Card Detection, Android Emulation, and GUI Control
Initially, I experimented with using image templates to detect cards, but this approach proved unreliable due to the movement of the cards. I ultimately decided to use Optical Character Recognition to read the values of the cards and implemented two image preprocessing pipelines to accurately determine the card and it's color.
This involved typical image processing techniques using the open source Optical Character Regocnition (OCR) Tesseract library and python's CV2. The techniques I used included thresholding to separate the foreground from the background, noise reduction to eliminate unwanted variations when cards were in motion, and contour detection to locate the shapes of the cards.
I limited the OCR to detect only a specific subset of characters relevant to the game, which boosted the accuracy as well. The Android emulator used for this project was Bluestacks, which facilitated having an Android environment on my PC and PyAutoGUI was used for mouse control and clicking within the emulator.

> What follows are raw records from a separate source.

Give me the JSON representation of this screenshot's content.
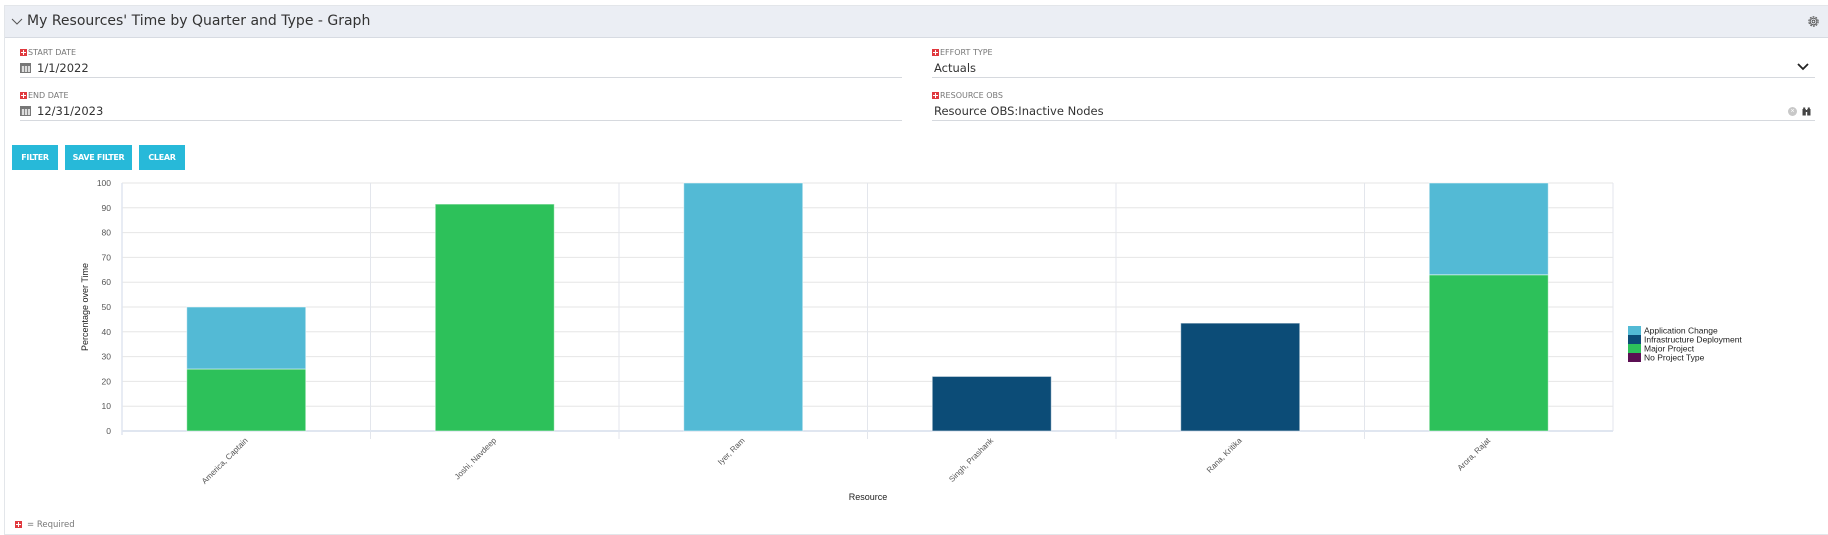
{
  "panel": {
    "title": "My Resources' Time by Quarter and Type - Graph",
    "collapse_icon": "chevron-down-icon",
    "settings_icon": "gear-icon"
  },
  "filters": {
    "start_date": {
      "label": "START DATE",
      "value": "1/1/2022",
      "icon": "calendar-icon",
      "required": true
    },
    "end_date": {
      "label": "END DATE",
      "value": "12/31/2023",
      "icon": "calendar-icon",
      "required": true
    },
    "effort_type": {
      "label": "EFFORT TYPE",
      "value": "Actuals",
      "icon": "chevron-down-icon",
      "required": true
    },
    "resource_obs": {
      "label": "RESOURCE OBS",
      "value": "Resource OBS:Inactive Nodes",
      "icons": [
        "clear-icon",
        "binoculars-icon"
      ],
      "required": true
    }
  },
  "buttons": {
    "filter": "FILTER",
    "save_filter": "SAVE FILTER",
    "clear": "CLEAR"
  },
  "footer": {
    "required_note": "= Required"
  },
  "colors": {
    "Application Change": "#53bad5",
    "Infrastructure Deployment": "#0c4c77",
    "Major Project": "#2dc15a",
    "No Project Type": "#5b0f53",
    "button": "#27b9d9",
    "header_bg": "#ebeef4"
  },
  "chart_data": {
    "type": "bar",
    "stacked": true,
    "title": "",
    "xlabel": "Resource",
    "ylabel": "Percentage over Time",
    "ylim": [
      0,
      100
    ],
    "yticks": [
      0,
      10,
      20,
      30,
      40,
      50,
      60,
      70,
      80,
      90,
      100
    ],
    "grid": true,
    "legend_position": "right",
    "categories": [
      "America, Captain",
      "Joshi, Navdeep",
      "Iyer, Ram",
      "Singh, Prashank",
      "Rana, Kritika",
      "Arora, Rajat"
    ],
    "series": [
      {
        "name": "Application Change",
        "values": [
          25,
          0,
          100,
          0,
          0,
          37
        ]
      },
      {
        "name": "Infrastructure Deployment",
        "values": [
          0,
          0,
          0,
          22,
          43.5,
          0
        ]
      },
      {
        "name": "Major Project",
        "values": [
          25,
          91.5,
          0,
          0,
          0,
          63
        ]
      },
      {
        "name": "No Project Type",
        "values": [
          0,
          0,
          0,
          0,
          0,
          0
        ]
      }
    ],
    "legend": [
      "Application Change",
      "Infrastructure Deployment",
      "Major Project",
      "No Project Type"
    ]
  }
}
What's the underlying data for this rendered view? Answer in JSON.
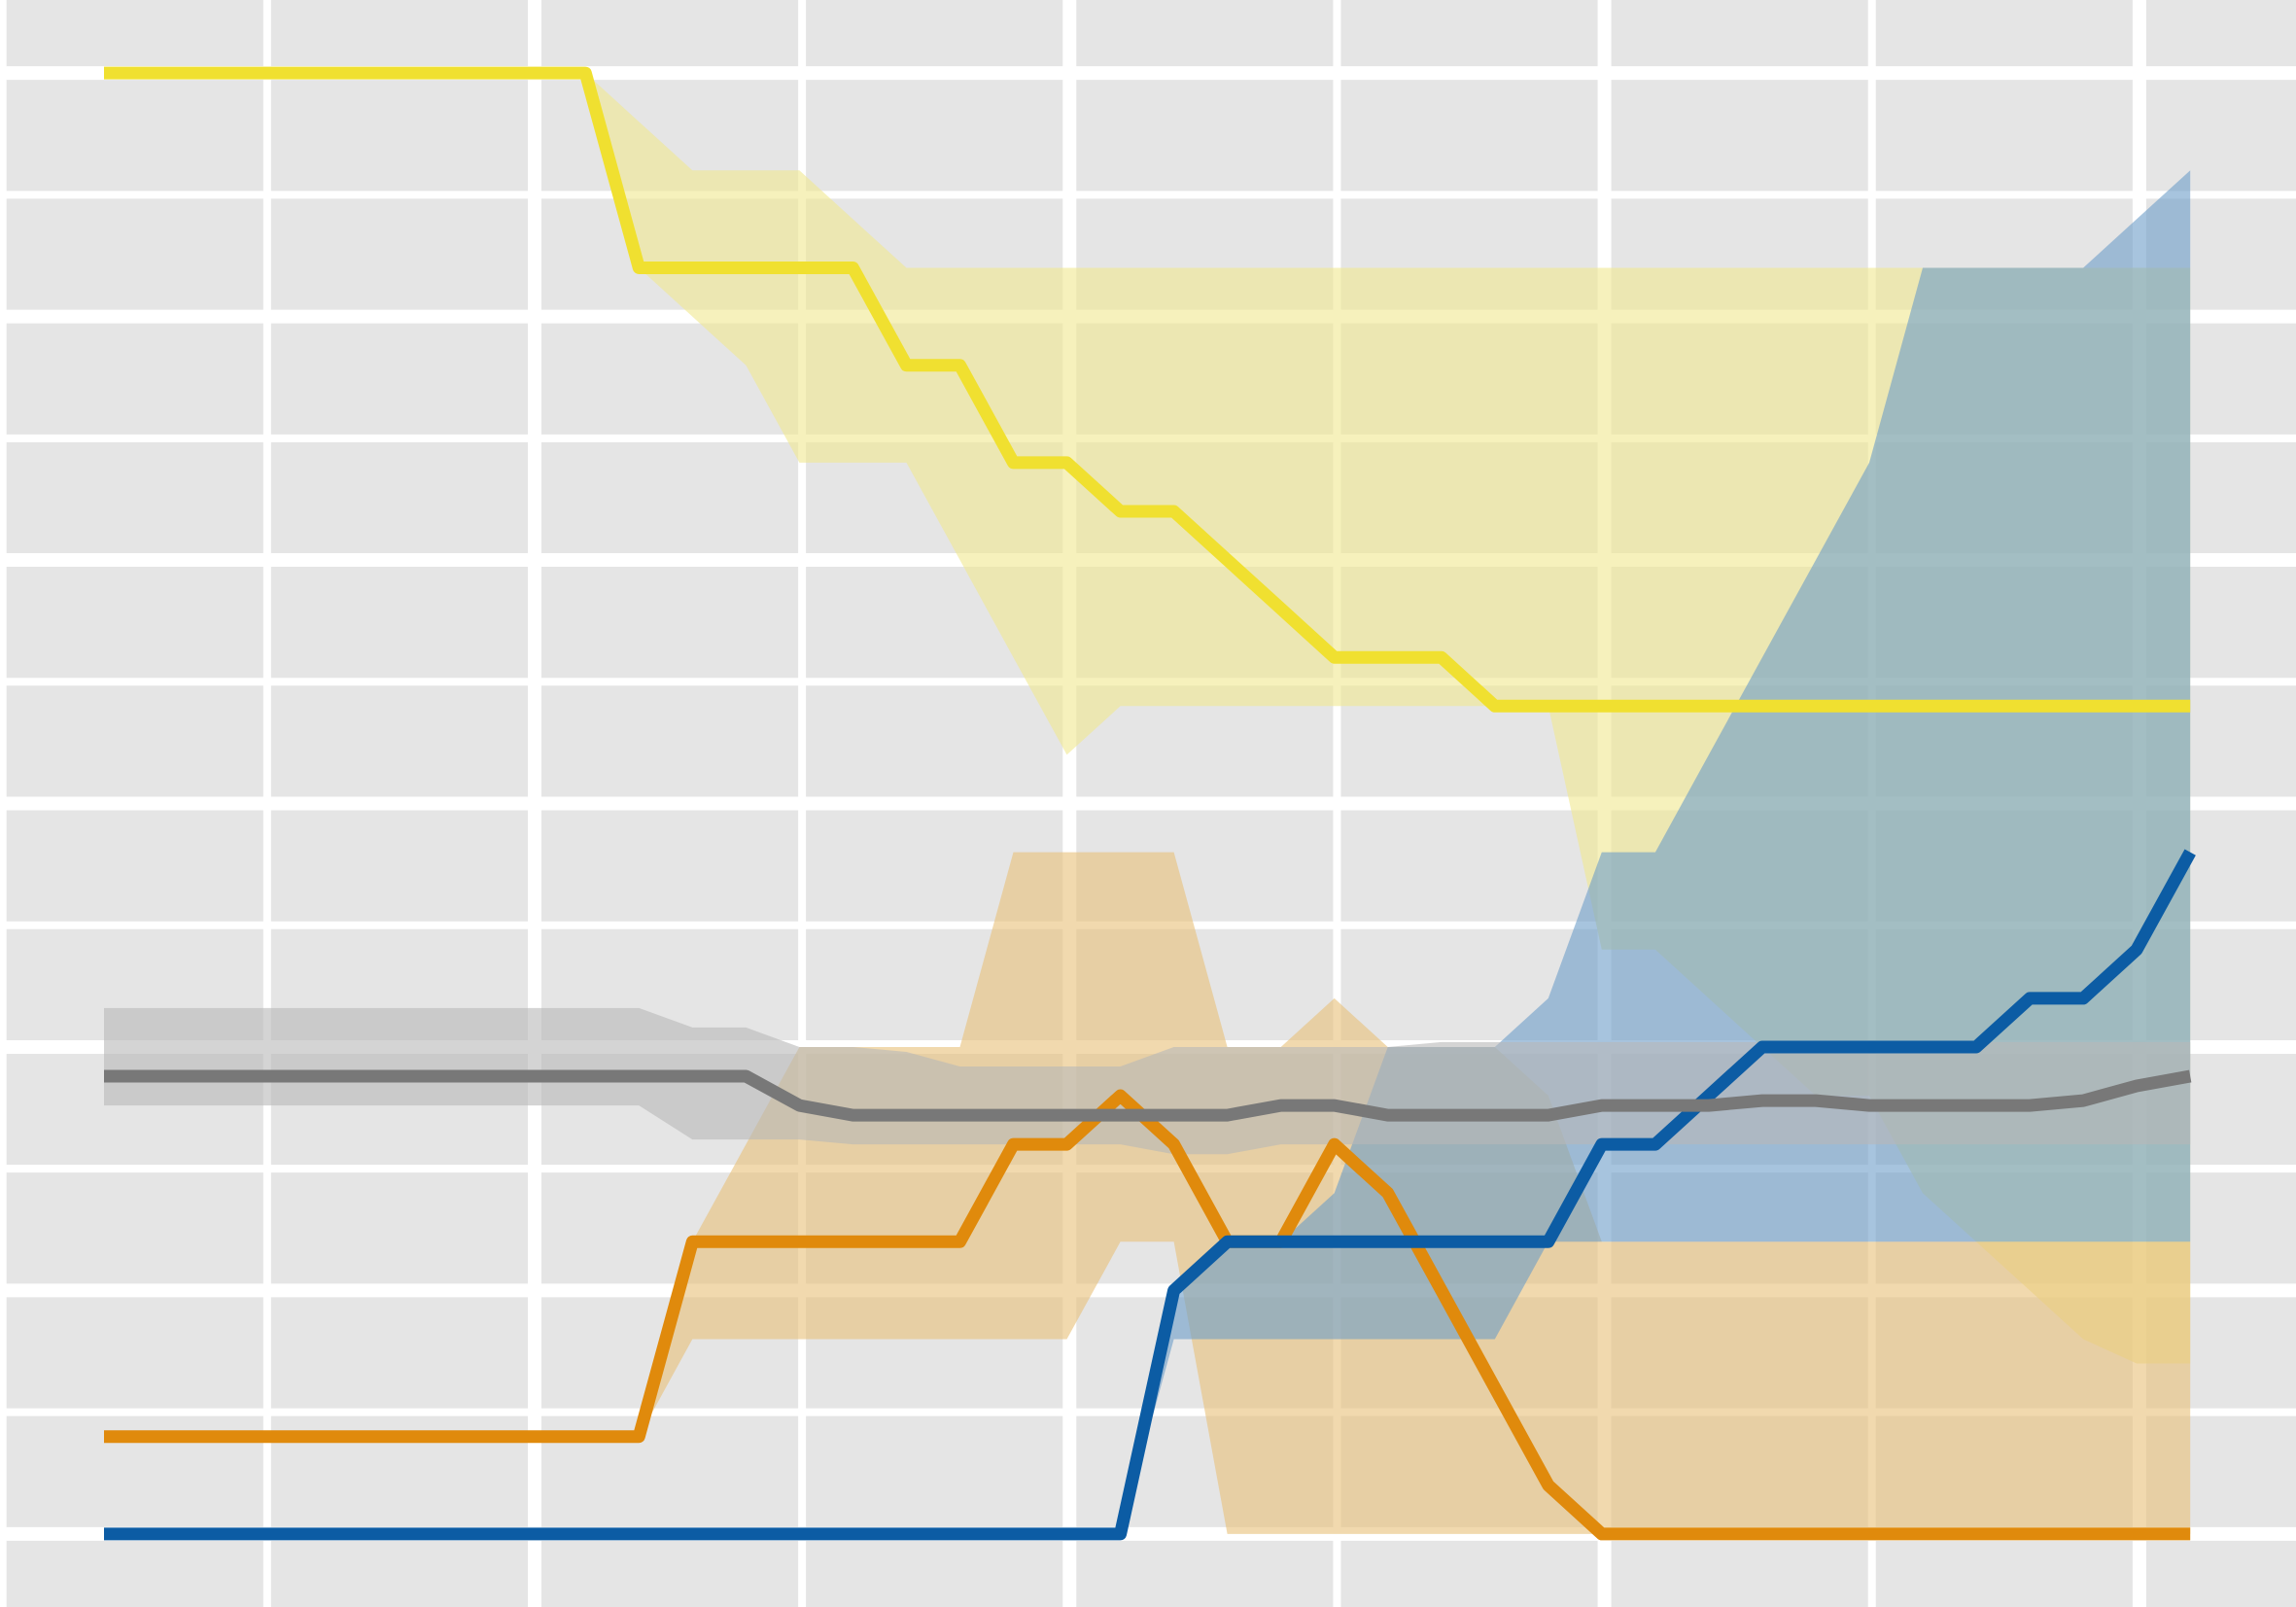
{
  "chart_data": {
    "type": "line",
    "title": "",
    "xlabel": "",
    "ylabel": "",
    "xlim": [
      0,
      43
    ],
    "ylim": [
      -0.0035,
      0.0295
    ],
    "grid": true,
    "legend": "none",
    "x": [
      0,
      1,
      2,
      3,
      4,
      5,
      6,
      7,
      8,
      9,
      10,
      11,
      12,
      13,
      14,
      15,
      16,
      17,
      18,
      19,
      20,
      21,
      22,
      23,
      24,
      25,
      26,
      27,
      28,
      29,
      30,
      31,
      32,
      33,
      34,
      35,
      36,
      37,
      38,
      39
    ],
    "colors": {
      "background": "#e5e5e5",
      "grid": "#ffffff"
    },
    "series": [
      {
        "color": "#f0e030",
        "band_color": "#f0e890",
        "values": [
          0.028,
          0.028,
          0.028,
          0.028,
          0.028,
          0.028,
          0.028,
          0.028,
          0.028,
          0.028,
          0.024,
          0.024,
          0.024,
          0.024,
          0.024,
          0.022,
          0.022,
          0.02,
          0.02,
          0.019,
          0.019,
          0.018,
          0.017,
          0.016,
          0.016,
          0.016,
          0.015,
          0.015,
          0.015,
          0.015,
          0.015,
          0.015,
          0.015,
          0.015,
          0.015,
          0.015,
          0.015,
          0.015,
          0.015,
          0.015
        ],
        "upper": [
          0.028,
          0.028,
          0.028,
          0.028,
          0.028,
          0.028,
          0.028,
          0.028,
          0.028,
          0.028,
          0.027,
          0.026,
          0.026,
          0.026,
          0.025,
          0.024,
          0.024,
          0.024,
          0.024,
          0.024,
          0.024,
          0.024,
          0.024,
          0.024,
          0.024,
          0.024,
          0.024,
          0.024,
          0.024,
          0.024,
          0.024,
          0.024,
          0.024,
          0.024,
          0.024,
          0.024,
          0.024,
          0.024,
          0.024,
          0.024
        ],
        "lower": [
          0.028,
          0.028,
          0.028,
          0.028,
          0.028,
          0.028,
          0.028,
          0.028,
          0.028,
          0.028,
          0.024,
          0.023,
          0.022,
          0.02,
          0.02,
          0.02,
          0.018,
          0.016,
          0.014,
          0.015,
          0.015,
          0.015,
          0.015,
          0.015,
          0.015,
          0.015,
          0.015,
          0.015,
          0.01,
          0.01,
          0.009,
          0.008,
          0.007,
          0.007,
          0.005,
          0.004,
          0.003,
          0.002,
          0.0015,
          0.0015
        ]
      },
      {
        "color": "#e08a0c",
        "band_color": "#e8c078",
        "values": [
          0,
          0,
          0,
          0,
          0,
          0,
          0,
          0,
          0,
          0,
          0,
          0.004,
          0.004,
          0.004,
          0.004,
          0.004,
          0.004,
          0.006,
          0.006,
          0.007,
          0.006,
          0.004,
          0.004,
          0.006,
          0.005,
          0.003,
          0.001,
          -0.001,
          -0.002,
          -0.002,
          -0.002,
          -0.002,
          -0.002,
          -0.002,
          -0.002,
          -0.002,
          -0.002,
          -0.002,
          -0.002,
          -0.002
        ],
        "upper": [
          0,
          0,
          0,
          0,
          0,
          0,
          0,
          0,
          0,
          0,
          0,
          0.004,
          0.006,
          0.008,
          0.008,
          0.008,
          0.008,
          0.012,
          0.012,
          0.012,
          0.012,
          0.008,
          0.008,
          0.009,
          0.008,
          0.008,
          0.008,
          0.007,
          0.004,
          0.004,
          0.004,
          0.004,
          0.004,
          0.004,
          0.004,
          0.004,
          0.004,
          0.004,
          0.004,
          0.004
        ],
        "lower": [
          0,
          0,
          0,
          0,
          0,
          0,
          0,
          0,
          0,
          0,
          0,
          0.002,
          0.002,
          0.002,
          0.002,
          0.002,
          0.002,
          0.002,
          0.002,
          0.004,
          0.004,
          -0.002,
          -0.002,
          -0.002,
          -0.002,
          -0.002,
          -0.002,
          -0.002,
          -0.002,
          -0.002,
          -0.002,
          -0.002,
          -0.002,
          -0.002,
          -0.002,
          -0.002,
          -0.002,
          -0.002,
          -0.002,
          -0.002
        ]
      },
      {
        "color": "#0c5ca4",
        "band_color": "#6c9cc8",
        "values": [
          -0.002,
          -0.002,
          -0.002,
          -0.002,
          -0.002,
          -0.002,
          -0.002,
          -0.002,
          -0.002,
          -0.002,
          -0.002,
          -0.002,
          -0.002,
          -0.002,
          -0.002,
          -0.002,
          -0.002,
          -0.002,
          -0.002,
          -0.002,
          0.003,
          0.004,
          0.004,
          0.004,
          0.004,
          0.004,
          0.004,
          0.004,
          0.006,
          0.006,
          0.007,
          0.008,
          0.008,
          0.008,
          0.008,
          0.008,
          0.009,
          0.009,
          0.01,
          0.012
        ],
        "upper": [
          -0.002,
          -0.002,
          -0.002,
          -0.002,
          -0.002,
          -0.002,
          -0.002,
          -0.002,
          -0.002,
          -0.002,
          -0.002,
          -0.002,
          -0.002,
          -0.002,
          -0.002,
          -0.002,
          -0.002,
          -0.002,
          -0.002,
          -0.002,
          0.003,
          0.004,
          0.004,
          0.005,
          0.008,
          0.008,
          0.008,
          0.009,
          0.012,
          0.012,
          0.014,
          0.016,
          0.018,
          0.02,
          0.024,
          0.024,
          0.024,
          0.024,
          0.025,
          0.026
        ],
        "lower": [
          -0.002,
          -0.002,
          -0.002,
          -0.002,
          -0.002,
          -0.002,
          -0.002,
          -0.002,
          -0.002,
          -0.002,
          -0.002,
          -0.002,
          -0.002,
          -0.002,
          -0.002,
          -0.002,
          -0.002,
          -0.002,
          -0.002,
          -0.002,
          0.002,
          0.002,
          0.002,
          0.002,
          0.002,
          0.002,
          0.002,
          0.004,
          0.004,
          0.004,
          0.004,
          0.004,
          0.004,
          0.004,
          0.004,
          0.004,
          0.004,
          0.004,
          0.004,
          0.004
        ]
      },
      {
        "color": "#787878",
        "band_color": "#b8b8b8",
        "values": [
          0.0074,
          0.0074,
          0.0074,
          0.0074,
          0.0074,
          0.0074,
          0.0074,
          0.0074,
          0.0074,
          0.0074,
          0.0074,
          0.0074,
          0.0074,
          0.0068,
          0.0066,
          0.0066,
          0.0066,
          0.0066,
          0.0066,
          0.0066,
          0.0066,
          0.0066,
          0.0068,
          0.0068,
          0.0066,
          0.0066,
          0.0066,
          0.0066,
          0.0068,
          0.0068,
          0.0068,
          0.0069,
          0.0069,
          0.0068,
          0.0068,
          0.0068,
          0.0068,
          0.0069,
          0.0072,
          0.0074
        ],
        "upper": [
          0.0088,
          0.0088,
          0.0088,
          0.0088,
          0.0088,
          0.0088,
          0.0088,
          0.0088,
          0.0088,
          0.0088,
          0.0088,
          0.0084,
          0.0084,
          0.008,
          0.008,
          0.0079,
          0.0076,
          0.0076,
          0.0076,
          0.0076,
          0.008,
          0.008,
          0.008,
          0.008,
          0.008,
          0.0081,
          0.0081,
          0.0081,
          0.0081,
          0.0081,
          0.0081,
          0.0081,
          0.0081,
          0.0081,
          0.0081,
          0.0081,
          0.0081,
          0.0081,
          0.0081,
          0.0081
        ],
        "lower": [
          0.0068,
          0.0068,
          0.0068,
          0.0068,
          0.0068,
          0.0068,
          0.0068,
          0.0068,
          0.0068,
          0.0068,
          0.0068,
          0.0061,
          0.0061,
          0.0061,
          0.006,
          0.006,
          0.006,
          0.006,
          0.006,
          0.006,
          0.0058,
          0.0058,
          0.006,
          0.006,
          0.006,
          0.006,
          0.006,
          0.006,
          0.006,
          0.006,
          0.006,
          0.006,
          0.006,
          0.006,
          0.006,
          0.006,
          0.006,
          0.006,
          0.006,
          0.006
        ]
      }
    ]
  }
}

Deep Q Learning Implementation and Performance
Implementing the Deep Q Learning agent was a key phase of this project, focusing on training the AI to match and sometimes exceed the skill level of the average player.
This involved delving into machine learning topics such as neural network architecture, experience replay, and exploration vs. exploitation strategies. One of the more challenging factors I faced was tuning the model's hyperparameters, and learning about the balancing trade-off between learning speed and stability, and ensuring the agent could adapt to different game scenarios.
Through research and experimentation, I achieved a logarithmic improvement curve for my agent and learned how to effectively implement and optimize the Deep Q Learning algorithm, resulting in an AI agent capable of making strategic decisions and achieving high scores equivilent to a human player.
Ethical Considerations and Terms of Service
The AI agent developed in this project was able to match or sometimes exceed the skill level of the average player. As someone who enjoyed playing Blitz21 in college, this project was a fascinating exploration of what it takes to create an AI agent capable of competing at a high level.
However, it's important to note that using such software is against the terms of service of many games, and it was never used in paid/money games.
Project outcomes
This project was a valuable learning experience, exposing me to new technologies like game theory, Monte Carlo simulations, and OCR. I gained insights into AI development and the importance of ethical considerations.
To prevent misuse, the source code and trained agent will not be published.